Tributyl borate

Administrative data

Description of key information

Tributyl borate is rapidly hydrolyzed to Boric acid and n-Butanol in the presence of water or moisture in the air (18.3 sec at 21°C). Reliable endpoint data of the hydrolysis products n-Butanol and Boric acid are used, which is entirely appropriate to draw conclusions on the acute toxicity of Tributyl borate by the oral route:

1) Hydrolysis product n-Butanol

LD50 in female rats: 2290 mg/kg bw.

2) Hydrolysis product Boric acid

- LD50 in male rats: 3450 mg/kg bw (2950 - 4040 mg/kg bw);

- LD50 in female rats 4080 mg/kg bw (3640 - 4560 mg/kg bw).

Key value for chemical safety assessment

Acute toxicity: via oral route

Link to relevant study records

Referenceopen allclose all

Reference 1

Endpoint:

acute toxicity: oral

Type of information:

other: experimental study on hydrolysis product Boric acid

Adequacy of study:

key study

Study period:

No data

Reliability:

2 (reliable with restrictions)

Rationale for reliability incl. deficiencies:

other: Meets generally accepted scientific standards with acceptable restrictions.

Qualifier:

according to guideline

Guideline:

other: No data

Deviations:

not specified

Principles of method if other than guideline:

Boric acid was administered orally by gavage to six groups of five male and five female albino Sprague-Dawley rats. The test material was administered as a 50 % w/v suspension in 0.5 % aqueous methyl cellulose at dosage levels of 2.0; 2.5; 3.16; 3.98; 5.01 and 6.31 g/kg bw. Rats were fasted for a period of 3 to 4 h prior to dosage. Animals were observed for mortality and toxic effects at 1, 2, 4, and 24 h and once daily after for a total of 14 days. At the end of the observation period the surviving animals were weighed sacrificed and autopsies were performed.

GLP compliance:

no

Remarks:

Study pre-dates GLP

Test type:

standard acute method

Limit test:

no

Species:

rat

Strain:

Sprague-Dawley

Sex:

male/female

Details on test animals or test system and environmental conditions:

TEST ANIMALS
- Weight at study initiation: Males: 267 - 302 g; Females: 214 - 248 g

Route of administration:

oral: gavage

Vehicle:

other: 0.5 % aqueous methyl cellulose

Details on oral exposure:

VEHICLE
- Concentration in vehicle: 50 % w/v

MAXIMUM DOSE VOLUME APPLIED: 3450 - 4080 mg/kg bw

Doses:

2.0; 2.5; 3.16; 3.98; 5.01 and 6.31 g/kg bw.

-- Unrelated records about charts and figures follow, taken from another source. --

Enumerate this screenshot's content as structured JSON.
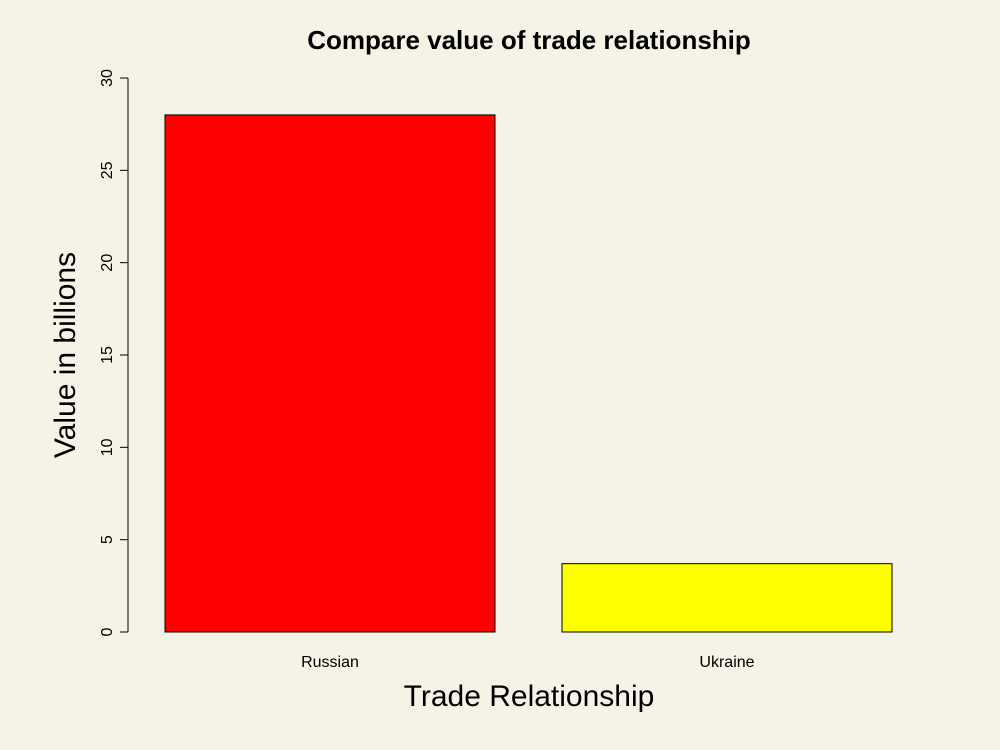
{
  "chart_data": {
    "type": "bar",
    "title": "Compare value of trade relationship",
    "xlabel": "Trade Relationship",
    "ylabel": "Value in billions",
    "categories": [
      "Russian",
      "Ukraine"
    ],
    "values": [
      28,
      3.7
    ],
    "colors": [
      "#ff0000",
      "#ffff00"
    ],
    "ylim": [
      0,
      30
    ],
    "yticks": [
      "0",
      "5",
      "10",
      "15",
      "20",
      "25",
      "30"
    ],
    "grid": false,
    "legend": "none"
  },
  "background_color": "#f5f3e6"
}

No. of animals per sex per dose:

Five animals/group; no further data

Control animals:

no

Details on study design:

- Duration of observation period following administration: 14 days
- Necropsy of survivors performed: Yes
- Other examinations performed: Clinical signs

Statistics:

Litchfield and Wilcoxon

Sex:

male

Dose descriptor:

LD50

Effect level:

3 450 mg/kg bw

Based on:

test mat.

95% CL:

2 950 - 4 040

Remarks on result:

other: mg boric acid/kg

Sex:

female

Dose descriptor:

LD50

Effect level:

4 080 mg/kg bw

Based on:

test mat.

95% CL:

3 640 - 4 560

Remarks on result:

other: mg boric acid/kg bw

Mortality:

No data

Clinical signs:

Symptoms include sings of CNS depression, ataxia, convulsions, laboured breathing or rapid respiration; blood crust around nose, marked diarrhoea and ptosis.

Body weight:

No data

Gross pathology:

Autopsies indicated congestion of lungs, kidneys and adrenals; inflammation of the pyloric portion of stomach and small intestine.

Other findings:

No data

Interpretation of results:

other: EU-GHS criteria not met

Conclusions:

The acute oral LD50 of boric acid for male albino rats was 3450 (2950 - 4040) mg boric acid/kg, equivalent to 604 mg B/kg bw. In female albino rats the acute oral LD50 of boric acid was 4080 (3640 - 4560) mg boric acid/kg, equivalent to 714 mg B/kg bw.